In an increasingly globalised economy, we need more global data measurement. The Economist presents a new attempt to measure global GDP. Globally, there was a big and swift return to strong GDP growth, built on the backs of emerging countries and particularly the BRICs. Since early 2010, rather than getting stronger and stronger, global growth has actually become weaker and weaker. This is quite a departure from certain narratives popular today.

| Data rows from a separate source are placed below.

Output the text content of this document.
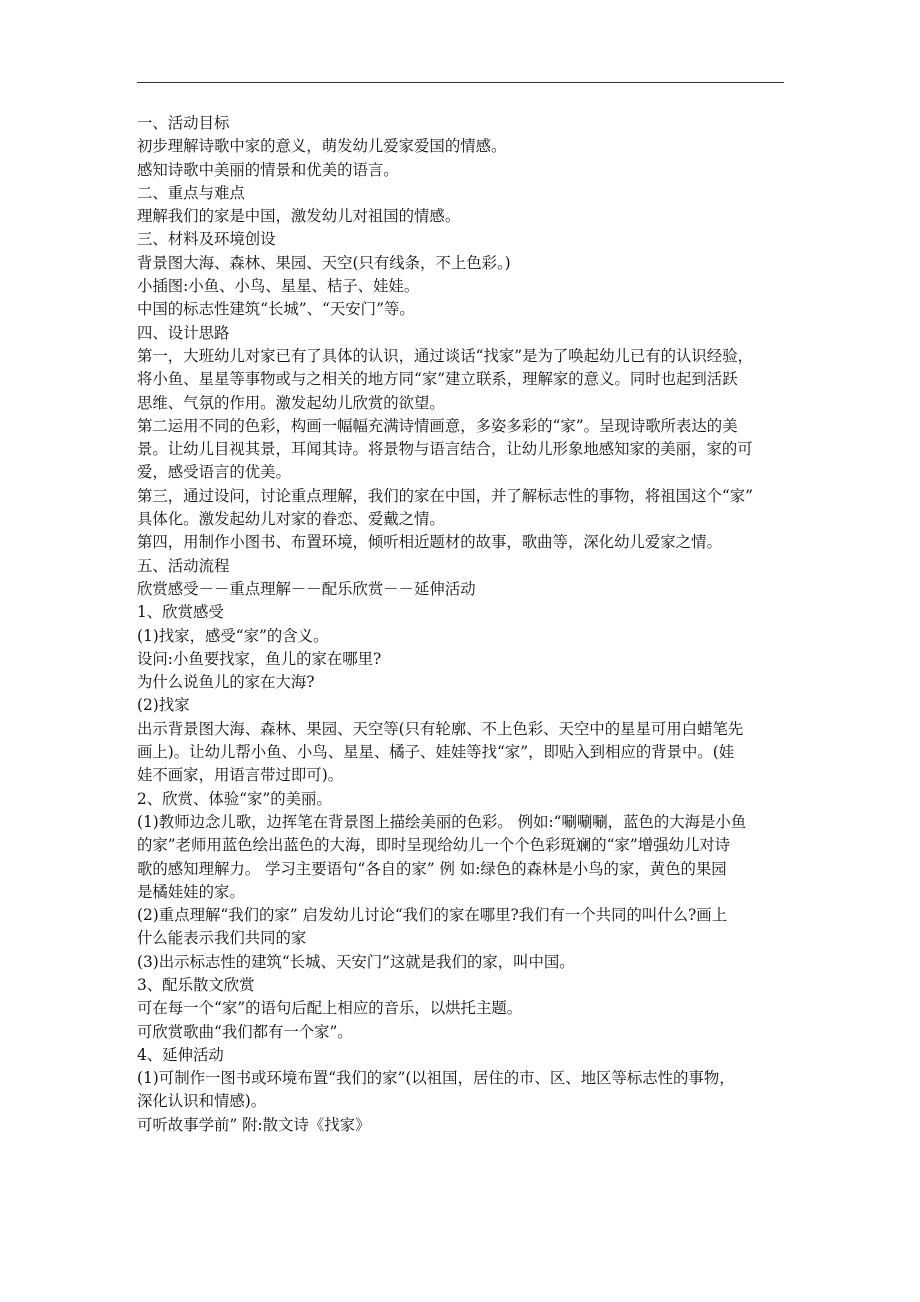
一、活动目标
初步理解诗歌中家的意义，萌发幼儿爱家爱国的情感。
感知诗歌中美丽的情景和优美的语言。
二、重点与难点
理解我们的家是中国，激发幼儿对祖国的情感。
三、材料及环境创设
背景图大海、森林、果园、天空(只有线条，不上色彩。)
小插图:小鱼、小鸟、星星、桔子、娃娃。
中国的标志性建筑“长城”、“天安门”等。
四、设计思路
第一，大班幼儿对家已有了具体的认识，通过谈话“找家”是为了唤起幼儿已有的认识经验，
将小鱼、星星等事物或与之相关的地方同“家”建立联系，理解家的意义。同时也起到活跃
思维、气氛的作用。激发起幼儿欣赏的欲望。
第二运用不同的色彩，构画一幅幅充满诗情画意，多姿多彩的“家”。呈现诗歌所表达的美
景。让幼儿目视其景，耳闻其诗。将景物与语言结合，让幼儿形象地感知家的美丽，家的可
爱，感受语言的优美。
第三，通过设问，讨论重点理解，我们的家在中国，并了解标志性的事物，将祖国这个“家”
具体化。激发起幼儿对家的眷恋、爱戴之情。
第四，用制作小图书、布置环境，倾听相近题材的故事，歌曲等，深化幼儿爱家之情。
五、活动流程
欣赏感受－－重点理解－－配乐欣赏－－延伸活动
1、欣赏感受
(1)找家，感受“家”的含义。
设问:小鱼要找家，鱼儿的家在哪里?
为什么说鱼儿的家在大海?
(2)找家
出示背景图大海、森林、果园、天空等(只有轮廓、不上色彩、天空中的星星可用白蜡笔先
画上)。让幼儿帮小鱼、小鸟、星星、橘子、娃娃等找“家”，即贴入到相应的背景中。(娃
娃不画家，用语言带过即可)。
2、欣赏、体验“家”的美丽。
(1)教师边念儿歌，边挥笔在背景图上描绘美丽的色彩。 例如:“唰唰唰，蓝色的大海是小鱼
的家”老师用蓝色绘出蓝色的大海，即时呈现给幼儿一个个色彩斑斓的“家”增强幼儿对诗
歌的感知理解力。 学习主要语句“各自的家” 例 如:绿色的森林是小鸟的家，黄色的果园
是橘娃娃的家。
(2)重点理解“我们的家” 启发幼儿讨论“我们的家在哪里?我们有一个共同的叫什么?画上
什么能表示我们共同的家
(3)出示标志性的建筑“长城、天安门”这就是我们的家，叫中国。
3、配乐散文欣赏
可在每一个“家”的语句后配上相应的音乐，以烘托主题。
可欣赏歌曲“我们都有一个家”。
4、延伸活动
(1)可制作一图书或环境布置“我们的家”(以祖国，居住的市、区、地区等标志性的事物，
深化认识和情感)。
可听故事学前” 附:散文诗《找家》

China now buys more gold than the Western world. Does that mean, as some commentators are suggesting, that future price growth for the gold price depends on China? That if the Chinese economy weakens and has a hard landing or a recession that gold will fall steeply? Of course, this is only one factor. With the global monetary system in a state of flux - with many nations creating bilateral and multilateral trade agreements to trade in non-dollar currencies, including gold - emerging market central banks see gold — the oldest existing form of money — as an insurance policy against unpredictable changes, and as a way to win global monetary influence. As Zhang Jianhua of the People’s Bank of China said: "No asset is safe now. The only choice to hedge risks is to hold hard currency - gold."
"Are those "talkers" and CB's really in charge? Or was that just a phase we passed through?"

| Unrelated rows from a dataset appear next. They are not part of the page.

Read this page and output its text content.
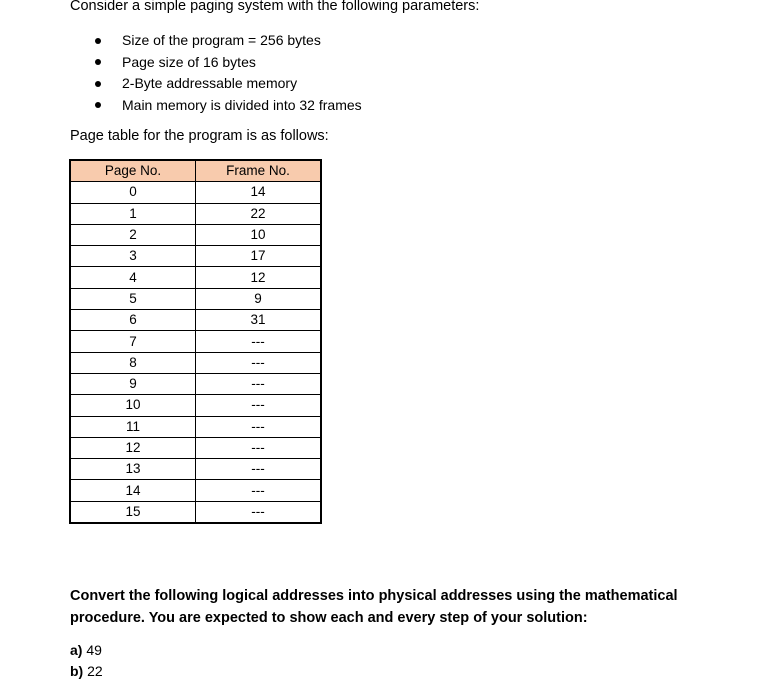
Consider a simple paging system with the following parameters:

Size of the program = 256 bytes
Page size of 16 bytes
2-Byte addressable memory
Main memory is divided into 32 frames

Page table for the program is as follows:

Page No.	Frame No.
0	14
1	22
2	10
3	17
4	12
5	9
6	31
7	---
8	---
9	---
10	---
11	---
12	---
13	---
14	---
15	---

Convert the following logical addresses into physical addresses using the mathematical procedure. You are expected to show each and every step of your solution:

a) 49
b) 22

Mercantilist trade policies have returned in a big, big way. States around the world including in the West, and especially America, have massively adopted corporatist domestic policies, even while spouting the rhetoric of free trade and economic liberalism publicly. A key difference between a free market economy, and a corporatist command economy is the misallocation of capital by the central planning process. While mercantile economies can be hugely productive, the historic tendency in the long run has been toward the command economies — which allocate capital based on the preferences of the central planner. This means that the competition is now over who can run the most successful corporatist-mercantilist system. This is the worst of both worlds for America. All of the disadvantages of mercantilism — the rent-seeking corporate-industrial complex, the misallocation of capital through central planning, the fragility of a centralised system — without the advantage of a strong domestic productive base.